Great-Aunt Joanna, perhaps dozing a little, perhaps fallen into a reverie, did not at first notice her great-niece , so Joanna took the ear trumpet and breathed into it the word “godmother.” She thought her great-aunt looked fearfully like the picture of the witch in Rapunzel, Rapunzel, let down your hair.
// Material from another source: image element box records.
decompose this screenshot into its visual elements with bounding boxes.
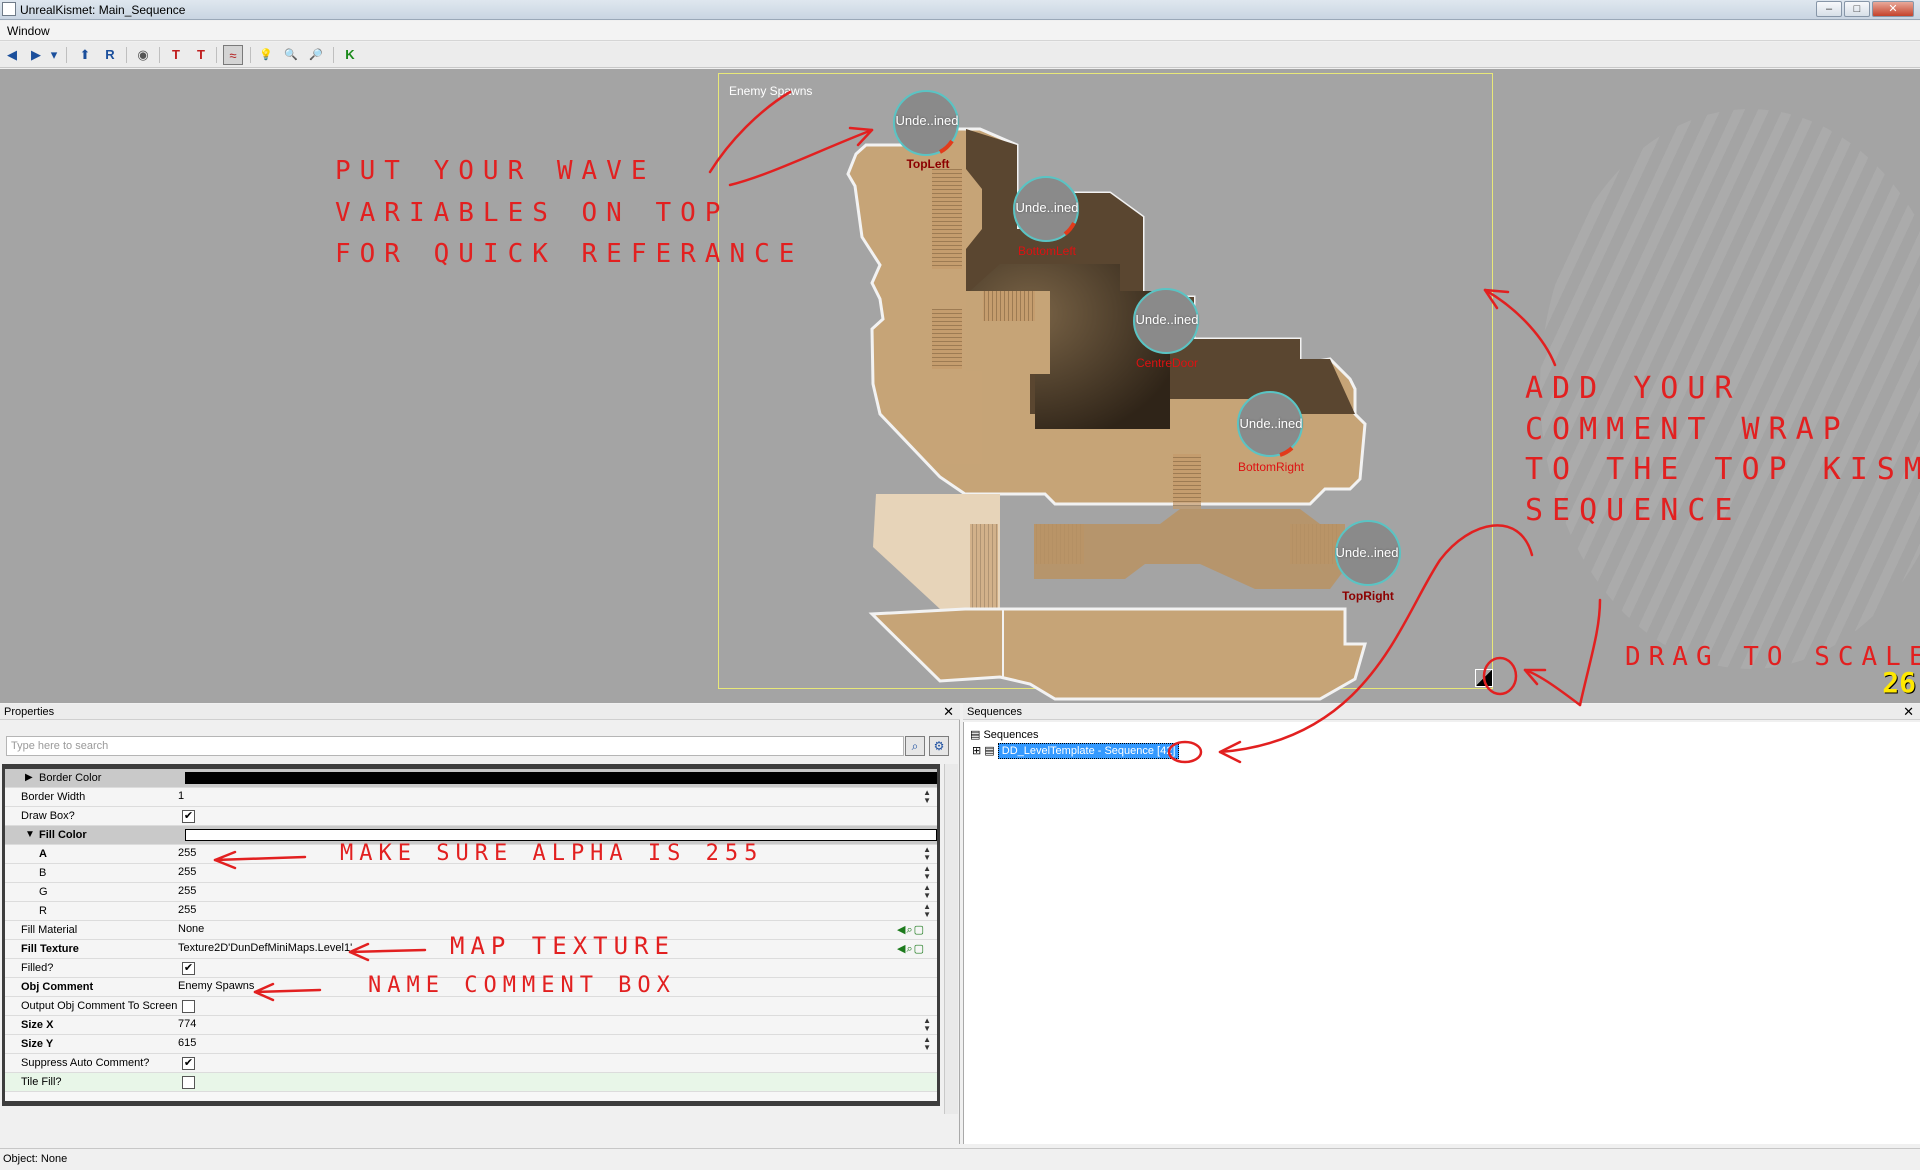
view-icon[interactable]: ◉ [133,45,153,65]
note-alpha: MAKE SURE ALPHA IS 255 [340,841,764,866]
kismet-canvas[interactable]: Enemy Spawns Unde..ined TopLeft Unde..in… [0,69,1920,703]
prop-row-draw-box[interactable]: Draw Box? ✔ [5,807,937,826]
tile-fill-checkbox[interactable] [182,1076,195,1089]
draw-box-checkbox[interactable]: ✔ [182,810,195,823]
maximize-button[interactable]: □ [1844,1,1870,17]
collapse-arrow-icon[interactable]: ▼ [25,829,35,840]
prop-row-output-comment[interactable]: Output Obj Comment To Screen [5,997,937,1016]
asset-browse-icons[interactable]: ◀⌕▢ [897,923,925,937]
minimize-button[interactable]: – [1816,1,1842,17]
sequence-icon: ▤ [984,745,995,757]
note-map-texture: MAP TEXTURE [450,932,675,960]
toolbar-separator [126,47,127,63]
search-options-icon[interactable]: ⚙ [929,736,949,756]
sequences-header: Sequences ✕ [963,704,1920,720]
toolbar-separator [216,47,217,63]
close-button[interactable]: ✕ [1872,1,1914,17]
suppress-auto-comment-checkbox[interactable]: ✔ [182,1057,195,1070]
window-titlebar: UnrealKismet: Main_Sequence – □ ✕ [0,0,1920,20]
fps-counter: 26 [1882,666,1916,699]
variable-value: Unde..ined [1335,545,1399,560]
prop-row-size-y[interactable]: Size Y 615 ▲ ▼ [5,1035,937,1054]
expand-arrow-icon[interactable]: ▶ [25,772,33,783]
variable-value: Unde..ined [1239,416,1303,431]
rename-sequence-icon[interactable]: R [100,45,120,65]
status-text: Object: None [3,1153,68,1165]
variable-value: Unde..ined [1015,200,1079,215]
prop-row-fill-b[interactable]: B 255 ▲ ▼ [5,864,937,883]
toolbar-separator [333,47,334,63]
variable-name: TopRight [1342,589,1394,603]
filled-checkbox[interactable]: ✔ [182,962,195,975]
toolbar-separator [66,47,67,63]
search-type-icon[interactable]: T [166,45,186,65]
folder-icon: ▤ [970,729,981,741]
note-comment-wrap: ADD YOUR COMMENT WRAP TO THE TOP KISMET … [1525,371,1920,528]
toolbar-separator [250,47,251,63]
prop-row-fill-r[interactable]: R 255 ▲ ▼ [5,902,937,921]
spinner-icon[interactable]: ▲ ▼ [923,846,931,862]
prop-row-fill-g[interactable]: G 255 ▲ ▼ [5,883,937,902]
note-drag-scale: DRAG TO SCALE [1625,642,1920,672]
sequences-title: Sequences [967,706,1023,718]
zoom-icon[interactable]: 🔍 [281,45,301,65]
app-icon [2,2,16,16]
curve-editor-icon[interactable]: ≈ [223,45,243,65]
window-title: UnrealKismet: Main_Sequence [20,3,186,17]
tree-child-label[interactable]: DD_LevelTemplate - Sequence [42] [997,743,1180,759]
spinner-icon[interactable]: ▲ ▼ [923,1017,931,1033]
variable-name: CentreDoor [1135,356,1199,370]
tree-child[interactable]: ⊞ ▤ DD_LevelTemplate - Sequence [42] [972,743,1180,759]
status-bar: Object: None [0,1148,1920,1170]
toolbar: ◀ ▶ ▾ ⬆ R ◉ T T ≈ 💡 🔍 🔎 K [0,42,1920,68]
variable-name: TopLeft [906,157,950,171]
properties-panel: Properties ✕ Type here to search ⌕ ⚙ ▶ B… [0,704,960,1144]
border-color-swatch[interactable] [185,772,937,784]
asset-browse-icons[interactable]: ◀⌕▢ [897,942,925,956]
spinner-icon[interactable]: ▲ ▼ [923,865,931,881]
property-search-input[interactable]: Type here to search [6,736,904,756]
note-wave-variables: PUT YOUR WAVE VARIABLES ON TOP FOR QUICK… [335,156,804,270]
variable-value: Unde..ined [1135,312,1199,327]
output-comment-checkbox[interactable] [182,1000,195,1013]
prop-row-border-color[interactable]: ▶ Border Color [5,769,937,788]
sequences-panel: ▤ Sequences ⊞ ▤ DD_LevelTemplate - Seque… [963,722,1920,1144]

The old lady turned her head as quickly as a bird, and saw that the child was frightened. “You need not curtsy to me, little Joanna,” she said kindly. “I like little girls. When I was young, people used to frighten me, too, but you must not be afraid of me. Come here, goddaughter.” She made Joanna sit on a leather hassock and smiled down at her.… “She is a beautiful child,” the old lady thought, “but such an odd, elfin, little face.”
She said to Joanna:
“Do you know, Joanna, that I was once a little girl rather like you?”
“Yes,” said Joanna, but it was a child’s answer, for she had no real sense of time passing and of herself growing old like Great-Aunt Joanna.
“Joanna, bring me that small photograph from the mantelpiece.”
Joanna brought her a daguerreotype of a child in a velvet crinoline. She had to tilt it to just the right angle to make the small, stiff figure appear from the background.
“Do you see that she has brown curls to her shoulders just like you?”
“Oh, Great-Aunt Joanna, is that really you?”
“It was, Joanna.… Now let me see what sort of a child my goddaughter is. Do you love your brothers?”
“Oh, yes! ’Specially Dan. I love him awfully.” She went on with a rush of confidence: “Sometimes when I don’t feel very well I am cross.”